4. Food Insecurity and Nutritional Impact

Changes in climate patterns can affect food production and lead to food insecurity. Poor nutrition resulting from food shortages can impact brain development and cognitive function, especially in vulnerable populations like children. Climate change is projected to negatively impact the four pillars of food security—availability, access, utilization, and stability—and their interactions. Meeting global food security needs remains a challenge, as demand for food and protein increases faster than population growth. Global food insecurity is already increasing due to climate phenomena. Global warming is affecting weather patterns, leading to heat waves, heavy rains, and droughts. Rising food commodity prices in 2021 will be a major factor in pushing nearly 30 million additional people toward food insecurity in low-income countries.

5. Vector-Borne Diseases and Cognitive Impacts

The spread of diseases carried by vectors (such as mosquitoes and ticks) can increase with changing climate patterns. Some of these diseases, like Lyme disease or certain encephalitis viruses, can have neurological effects. As climate change alters temperature and weather patterns around the world, the risk of vector-borne diseases such as dengue fever and the Zika virus will increase. Climate change is improving climate and environmental conditions for the spread of many diseases. This may also lead to an increase in the duration of disease transmission seasons. Increased temperatures alter the biting behavior of mosquitoes, reducing the effectiveness of barriers such as bed nets.

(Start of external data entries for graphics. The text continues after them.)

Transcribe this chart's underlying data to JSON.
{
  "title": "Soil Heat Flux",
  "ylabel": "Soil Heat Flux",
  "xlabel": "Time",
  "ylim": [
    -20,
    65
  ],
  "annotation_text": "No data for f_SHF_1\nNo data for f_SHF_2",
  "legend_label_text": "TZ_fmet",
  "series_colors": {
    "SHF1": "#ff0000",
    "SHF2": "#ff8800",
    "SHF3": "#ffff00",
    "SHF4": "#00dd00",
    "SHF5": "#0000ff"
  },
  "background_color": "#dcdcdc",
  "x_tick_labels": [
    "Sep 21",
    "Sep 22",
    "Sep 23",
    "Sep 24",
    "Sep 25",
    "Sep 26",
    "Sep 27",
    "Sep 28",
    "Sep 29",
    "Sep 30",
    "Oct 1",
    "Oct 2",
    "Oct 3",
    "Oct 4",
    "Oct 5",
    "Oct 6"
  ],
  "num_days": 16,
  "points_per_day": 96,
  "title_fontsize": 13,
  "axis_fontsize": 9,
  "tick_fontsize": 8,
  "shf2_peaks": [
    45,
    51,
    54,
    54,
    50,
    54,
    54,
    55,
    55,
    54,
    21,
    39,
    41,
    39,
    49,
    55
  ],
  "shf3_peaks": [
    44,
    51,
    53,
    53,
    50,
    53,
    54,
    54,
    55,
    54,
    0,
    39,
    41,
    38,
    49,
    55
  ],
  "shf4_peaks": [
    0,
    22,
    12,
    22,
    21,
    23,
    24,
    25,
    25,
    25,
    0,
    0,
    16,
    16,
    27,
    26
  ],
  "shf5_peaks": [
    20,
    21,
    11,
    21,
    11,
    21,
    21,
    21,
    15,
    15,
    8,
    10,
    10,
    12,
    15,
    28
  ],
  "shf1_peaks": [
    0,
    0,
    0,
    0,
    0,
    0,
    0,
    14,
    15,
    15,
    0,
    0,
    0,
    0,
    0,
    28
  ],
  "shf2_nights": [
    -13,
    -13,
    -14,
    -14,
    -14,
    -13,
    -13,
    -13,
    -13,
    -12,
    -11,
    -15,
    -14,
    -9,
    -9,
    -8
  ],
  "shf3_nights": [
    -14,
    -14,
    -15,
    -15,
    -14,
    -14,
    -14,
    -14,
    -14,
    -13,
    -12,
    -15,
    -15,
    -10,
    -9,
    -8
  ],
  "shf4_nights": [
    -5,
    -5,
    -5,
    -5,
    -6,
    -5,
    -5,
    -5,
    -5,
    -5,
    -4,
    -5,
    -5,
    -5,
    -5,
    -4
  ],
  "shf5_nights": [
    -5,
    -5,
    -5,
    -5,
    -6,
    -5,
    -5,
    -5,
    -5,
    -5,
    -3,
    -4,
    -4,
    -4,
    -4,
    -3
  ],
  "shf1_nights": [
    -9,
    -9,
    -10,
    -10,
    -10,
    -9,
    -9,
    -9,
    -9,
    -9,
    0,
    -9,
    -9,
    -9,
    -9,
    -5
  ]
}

6. Increased Stress and Anxiety

The awareness and concern about climate change, coupled with the potential for more frequent and severe environmental disasters, can contribute to increased stress and anxiety levels. Mental health impacts may result from the anticipation and aftermath of such events. The increasing frequency and intensity of extreme weather events such as hurricanes, floods, wildfires, and droughts can lead to widespread destruction, displacement, and loss. Individuals directly affected by these events often experience heightened stress and anxiety due to the immediate threats to their safety and the uncertainty about the future.


Because the interactions between climate change and mental health are multifaceted and influenced by various factors, including socioeconomic status, geographic location, and individual resilience, it is essential to approach this topic with caution. Research is ongoing in this area and scientists are working to better understand specific mechanisms and relationships. We have already reached difficult times. But taking action in this regard in the near future is not only the priority of governments but also the responsibility of every citizen. When this earth is the only habitable place for man, where can he go? If action is not taken on this as soon as possible, man will surely have no survival.